Herod was not liked by the Jews; he was not Jewish, although he professed Judaism and enlarged and remodeled the temple out of the public treasury; and he was a tyrant, executing many Jews for suspected plots against his throne, including his own wife and two of his sons. When he died in 4 B.C.E., there were uprisings all over Palestine; a man named Judah from the region of Galilee led a rebellion which nearly succeeded before it was finally put down by the Romans and the rebels crucified. A former slave named Simon also gathered followers in the land to the east of the Jordan river and called himself king until he, too, was killed by the Romans. Two of Herod's sons vied for the kingship against Jewish hopes for a Jewish king; the Roman emperor divided the region between the two, Archelaus and Antipas, and also Philip, the third son.

Ten years later, in 6 C.E., Archelaus was removed as tetrarch after protests by the Jews against his tyrannical rule, and a Roman named Quirinius was appointed governor of Syria, with authority over Judea. There was another bitter revolt in the region of Galilee at this time led by a Jew named Judah of Gamala, who was the son of a rebel named Hezekiah who had been executed by Herod. For a while it looked like this rebellion might succeed, but it was finally put down by Quirinius, and it is said that two thousand Jews were crucified. There continued to be outbursts from followers of Judah of Gamala, who were called Zealots after a saying of Mattathiah recorded in the first book of the Maccabees: "Be ye zealous for the law, and give your lives for the covenant of your fathers." They taught that the Jews should acknowledge Yahweh alone as their king, and should not pay any tribute to Rome. For many years they roamed the hill country of Palestine and fought against the Romans, and against Jews who collaborated with the Romans.
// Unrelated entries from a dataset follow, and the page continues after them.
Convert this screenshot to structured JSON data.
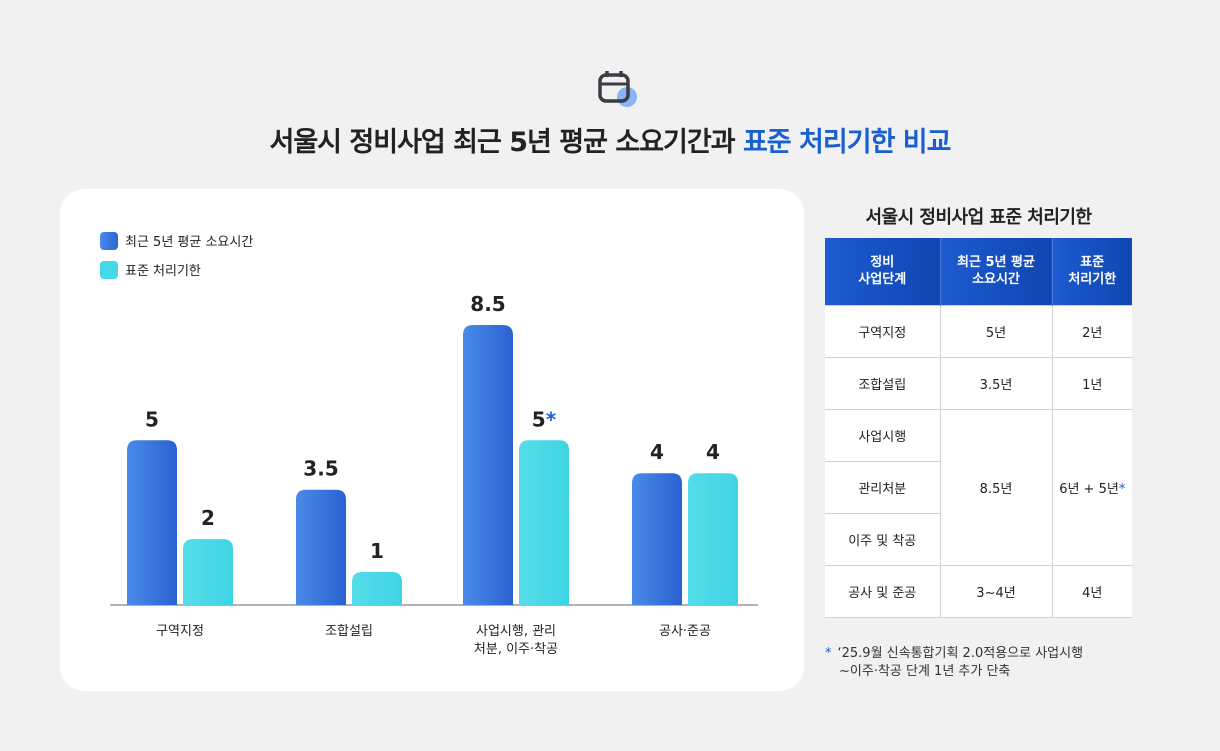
{
  "header": {
    "title_main": "서울시 정비사업 최근 5년 평균 소요기간과",
    "title_highlight": "표준 처리기한 비교",
    "icon": "calendar-icon"
  },
  "chart_data": {
    "type": "bar",
    "categories": [
      "구역지정",
      "조합설립",
      "사업시행, 관리\n처분, 이주·착공",
      "공사·준공"
    ],
    "series": [
      {
        "name": "최근 5년 평균 소요시간",
        "values": [
          5,
          3.5,
          8.5,
          4
        ],
        "labels": [
          "5",
          "3.5",
          "8.5",
          "4"
        ],
        "color": "#3a7be0"
      },
      {
        "name": "표준 처리기한",
        "values": [
          2,
          1,
          5,
          4
        ],
        "labels": [
          "2",
          "1",
          "5",
          "4"
        ],
        "color": "#45d8e6"
      }
    ],
    "asterisk_on": [
      1,
      2
    ],
    "ylim": [
      0,
      8.5
    ],
    "grid": false,
    "legend": "top-left"
  },
  "table": {
    "title": "서울시 정비사업 표준 처리기한",
    "headers": [
      "정비\n사업단계",
      "최근 5년 평균\n소요시간",
      "표준\n처리기한"
    ],
    "rows": {
      "r1": [
        "구역지정",
        "5년",
        "2년"
      ],
      "r2": [
        "조합설립",
        "3.5년",
        "1년"
      ],
      "r3": [
        "사업시행",
        "8.5년",
        "6년 + 5년"
      ],
      "r4": [
        "관리처분"
      ],
      "r5": [
        "이주 및 착공"
      ],
      "r6": [
        "공사 및 준공",
        "3~4년",
        "4년"
      ]
    },
    "asterisk": "*"
  },
  "footnote": {
    "mark": "*",
    "line1": "‘25.9월 신속통합기획 2.0적용으로 사업시행",
    "line2": "~이주·착공 단계 1년 추가 단축"
  }
}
They were what we today would call "guerrilla" fighters, from a Spanish word for "little war."

Then in 28 C.E., during the period when Herod Antipas was tetrarch of Galilee and Pontius Pilate the prefect of Judea, word spread throughout Palestine that a new prophet had appeared in the desert to the east of Jerusalem, round about the Jordan river, called the "wilderness of Judea". This prophet's name was Yohanan, or Yehohanan, which means "Yahweh is gracious"; his name has come down over the centuries as John, called the Baptizer.